En soi, de tels orages n’ont rien d’exceptionnel. Survenant chaque année à l’automne, ils caractérisent le climat méditerranéen. Ils sont responsables d’une élévation brutale du débit des cours d’eau, qui sortent de leur lit et submergent les plaines littorales. Leur violence est d’autant plus difficile à imaginer que la plupart du temps les torrents méditerranéens ont un débit faible. Il suffit pourtant de regarder la largeur des vallées à l’aval pour se convaincre des volumes d’eau qui peuvent s’écouler en quelques heures, rendant illusoire toute possibilité de résister ou même d’évacuer.

Ce phénomène de crue torrentielle était bien connu des anciens.
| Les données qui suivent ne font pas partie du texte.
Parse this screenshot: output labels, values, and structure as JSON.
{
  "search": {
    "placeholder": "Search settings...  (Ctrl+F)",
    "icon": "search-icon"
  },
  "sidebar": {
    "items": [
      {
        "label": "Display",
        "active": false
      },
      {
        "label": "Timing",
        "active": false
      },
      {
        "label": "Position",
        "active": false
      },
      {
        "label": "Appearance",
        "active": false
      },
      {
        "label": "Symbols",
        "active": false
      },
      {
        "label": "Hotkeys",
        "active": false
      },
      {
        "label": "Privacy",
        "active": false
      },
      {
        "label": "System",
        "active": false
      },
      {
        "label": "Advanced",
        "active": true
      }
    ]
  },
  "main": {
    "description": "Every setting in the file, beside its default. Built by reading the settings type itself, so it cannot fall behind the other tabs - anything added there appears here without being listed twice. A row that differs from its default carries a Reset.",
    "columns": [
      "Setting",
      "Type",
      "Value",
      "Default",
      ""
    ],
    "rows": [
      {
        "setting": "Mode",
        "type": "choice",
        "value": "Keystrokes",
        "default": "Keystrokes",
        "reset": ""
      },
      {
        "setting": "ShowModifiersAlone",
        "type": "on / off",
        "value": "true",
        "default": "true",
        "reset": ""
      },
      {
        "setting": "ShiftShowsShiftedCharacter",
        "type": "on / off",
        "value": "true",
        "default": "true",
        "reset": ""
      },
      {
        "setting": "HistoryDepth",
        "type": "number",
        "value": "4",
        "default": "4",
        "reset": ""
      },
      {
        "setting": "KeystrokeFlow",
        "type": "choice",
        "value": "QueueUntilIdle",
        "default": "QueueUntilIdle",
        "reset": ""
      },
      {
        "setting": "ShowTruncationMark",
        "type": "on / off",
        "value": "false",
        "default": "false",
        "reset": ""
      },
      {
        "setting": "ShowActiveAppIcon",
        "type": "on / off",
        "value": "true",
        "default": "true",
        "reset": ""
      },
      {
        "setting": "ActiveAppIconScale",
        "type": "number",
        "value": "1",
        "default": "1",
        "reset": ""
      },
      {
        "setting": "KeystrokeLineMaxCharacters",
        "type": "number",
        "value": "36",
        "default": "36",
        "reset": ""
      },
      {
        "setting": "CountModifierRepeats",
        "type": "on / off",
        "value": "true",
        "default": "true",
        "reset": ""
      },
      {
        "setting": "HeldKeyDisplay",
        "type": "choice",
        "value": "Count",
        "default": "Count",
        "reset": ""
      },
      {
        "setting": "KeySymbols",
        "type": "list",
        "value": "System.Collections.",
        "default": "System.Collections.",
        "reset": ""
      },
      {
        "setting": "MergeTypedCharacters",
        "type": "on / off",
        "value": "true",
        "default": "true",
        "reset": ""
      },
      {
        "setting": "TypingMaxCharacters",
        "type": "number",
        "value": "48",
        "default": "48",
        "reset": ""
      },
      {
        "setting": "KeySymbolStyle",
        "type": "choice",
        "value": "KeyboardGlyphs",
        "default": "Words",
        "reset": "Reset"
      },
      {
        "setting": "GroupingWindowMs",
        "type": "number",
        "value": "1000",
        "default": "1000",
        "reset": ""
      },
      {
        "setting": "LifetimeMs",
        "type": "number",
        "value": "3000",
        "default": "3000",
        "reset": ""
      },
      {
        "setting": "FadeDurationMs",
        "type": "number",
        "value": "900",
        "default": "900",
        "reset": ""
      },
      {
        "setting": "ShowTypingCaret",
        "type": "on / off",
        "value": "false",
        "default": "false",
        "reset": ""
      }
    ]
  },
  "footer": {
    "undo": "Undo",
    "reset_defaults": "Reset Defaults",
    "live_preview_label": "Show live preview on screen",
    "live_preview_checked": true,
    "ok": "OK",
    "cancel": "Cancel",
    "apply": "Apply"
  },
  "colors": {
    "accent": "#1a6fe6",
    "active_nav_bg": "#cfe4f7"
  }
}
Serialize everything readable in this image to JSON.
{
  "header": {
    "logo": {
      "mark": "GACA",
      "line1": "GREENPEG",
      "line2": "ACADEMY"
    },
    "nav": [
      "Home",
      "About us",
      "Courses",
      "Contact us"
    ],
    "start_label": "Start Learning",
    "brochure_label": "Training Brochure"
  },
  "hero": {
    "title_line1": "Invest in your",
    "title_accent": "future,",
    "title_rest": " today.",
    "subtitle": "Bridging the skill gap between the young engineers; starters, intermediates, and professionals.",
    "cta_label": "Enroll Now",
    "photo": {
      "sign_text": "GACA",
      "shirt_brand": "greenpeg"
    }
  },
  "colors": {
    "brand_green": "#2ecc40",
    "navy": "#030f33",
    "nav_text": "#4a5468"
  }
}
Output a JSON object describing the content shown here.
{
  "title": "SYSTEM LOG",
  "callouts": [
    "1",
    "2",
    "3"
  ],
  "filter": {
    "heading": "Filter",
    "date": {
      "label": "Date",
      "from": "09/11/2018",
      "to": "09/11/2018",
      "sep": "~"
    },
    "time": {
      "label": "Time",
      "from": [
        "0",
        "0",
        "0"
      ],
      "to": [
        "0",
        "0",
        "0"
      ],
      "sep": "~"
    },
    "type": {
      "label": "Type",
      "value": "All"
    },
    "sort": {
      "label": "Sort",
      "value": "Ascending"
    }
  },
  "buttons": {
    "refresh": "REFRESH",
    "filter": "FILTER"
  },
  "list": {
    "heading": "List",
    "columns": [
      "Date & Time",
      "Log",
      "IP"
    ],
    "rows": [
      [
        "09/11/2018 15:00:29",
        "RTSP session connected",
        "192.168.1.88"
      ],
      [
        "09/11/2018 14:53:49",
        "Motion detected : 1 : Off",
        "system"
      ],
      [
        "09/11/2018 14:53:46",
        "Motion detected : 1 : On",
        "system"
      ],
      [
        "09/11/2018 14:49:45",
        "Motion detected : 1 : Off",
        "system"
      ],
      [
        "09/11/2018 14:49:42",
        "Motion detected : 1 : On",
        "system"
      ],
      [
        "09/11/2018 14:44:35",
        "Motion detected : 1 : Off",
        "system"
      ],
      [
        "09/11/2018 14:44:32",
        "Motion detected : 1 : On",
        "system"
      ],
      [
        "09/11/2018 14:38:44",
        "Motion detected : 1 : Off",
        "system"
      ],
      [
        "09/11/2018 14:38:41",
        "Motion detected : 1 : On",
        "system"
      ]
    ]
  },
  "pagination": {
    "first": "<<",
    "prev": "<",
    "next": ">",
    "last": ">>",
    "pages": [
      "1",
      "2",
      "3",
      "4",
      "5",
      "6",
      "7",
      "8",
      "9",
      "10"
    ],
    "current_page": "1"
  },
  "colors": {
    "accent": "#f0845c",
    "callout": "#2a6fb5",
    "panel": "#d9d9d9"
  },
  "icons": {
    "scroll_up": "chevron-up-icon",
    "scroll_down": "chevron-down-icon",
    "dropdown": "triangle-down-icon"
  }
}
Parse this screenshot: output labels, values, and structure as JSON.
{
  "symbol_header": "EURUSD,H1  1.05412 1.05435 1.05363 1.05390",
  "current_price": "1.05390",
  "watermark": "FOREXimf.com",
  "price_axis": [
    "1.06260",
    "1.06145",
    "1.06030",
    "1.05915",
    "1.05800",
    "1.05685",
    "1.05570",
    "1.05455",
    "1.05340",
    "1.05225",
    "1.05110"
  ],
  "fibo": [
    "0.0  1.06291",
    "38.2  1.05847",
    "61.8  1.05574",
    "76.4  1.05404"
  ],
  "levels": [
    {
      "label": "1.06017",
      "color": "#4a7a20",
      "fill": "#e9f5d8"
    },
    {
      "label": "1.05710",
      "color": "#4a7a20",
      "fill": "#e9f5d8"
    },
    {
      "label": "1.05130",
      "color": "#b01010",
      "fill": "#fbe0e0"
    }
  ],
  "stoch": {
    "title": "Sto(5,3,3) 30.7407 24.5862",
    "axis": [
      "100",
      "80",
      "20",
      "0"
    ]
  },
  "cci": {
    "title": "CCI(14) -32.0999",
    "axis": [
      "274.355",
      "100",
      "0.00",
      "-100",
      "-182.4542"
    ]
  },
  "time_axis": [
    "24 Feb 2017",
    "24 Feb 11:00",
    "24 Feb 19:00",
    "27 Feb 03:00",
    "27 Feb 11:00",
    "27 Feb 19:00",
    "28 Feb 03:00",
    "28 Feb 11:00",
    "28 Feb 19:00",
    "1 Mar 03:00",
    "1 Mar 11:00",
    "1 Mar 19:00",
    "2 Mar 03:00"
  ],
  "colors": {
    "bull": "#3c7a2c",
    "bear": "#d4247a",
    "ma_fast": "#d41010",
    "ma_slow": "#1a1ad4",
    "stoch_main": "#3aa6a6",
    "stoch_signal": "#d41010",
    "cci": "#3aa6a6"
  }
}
Localement, on leur a même donné des noms : les « aiguats » du Languedoc, les « vidourlades » à Sommières (Gard). Au fil des siècles, les sociétés méditerranéennes se sont adaptées. L’occupation humaine privilégiait les hauteurs ; les maisons étaient surélevées ; les arches et piles des ponts calibrées pour ne pas être emportées ou ne pas créer d’embâcles destructeurs.

Milieu artificialisé

Au cours du XXe siècle, le progrès des sciences et des techniques a conduit à mieux prévoir les événements météorologiques, à améliorer l’alerte, à renforcer les digues. Pourtant, chaque année, des catastrophes surviennent. Le coût des dommages augmente régulièrement et le nombre de victimes reste élevé.

Ce paradoxe s’explique de deux manières. D’une part, le nombre de personnes exposées à ces risques a fortement augmenté. Beaucoup de communes ont parié sur le tourisme et l’économie résidentielle, avec l’arrivée continue de nouveaux habitants, jeunes ménages ou retraités, résidents permanents ou temporaires (habitations secondaires). La croissance démographique s’est opérée par étalement urbain dans les vallées fluviales et les plaines littorales. Les terres agricoles ont notamment été loties avec des maisons individuelles de plain-pied, qui n’offrent aucun refuge en cas de montée brutale des eaux.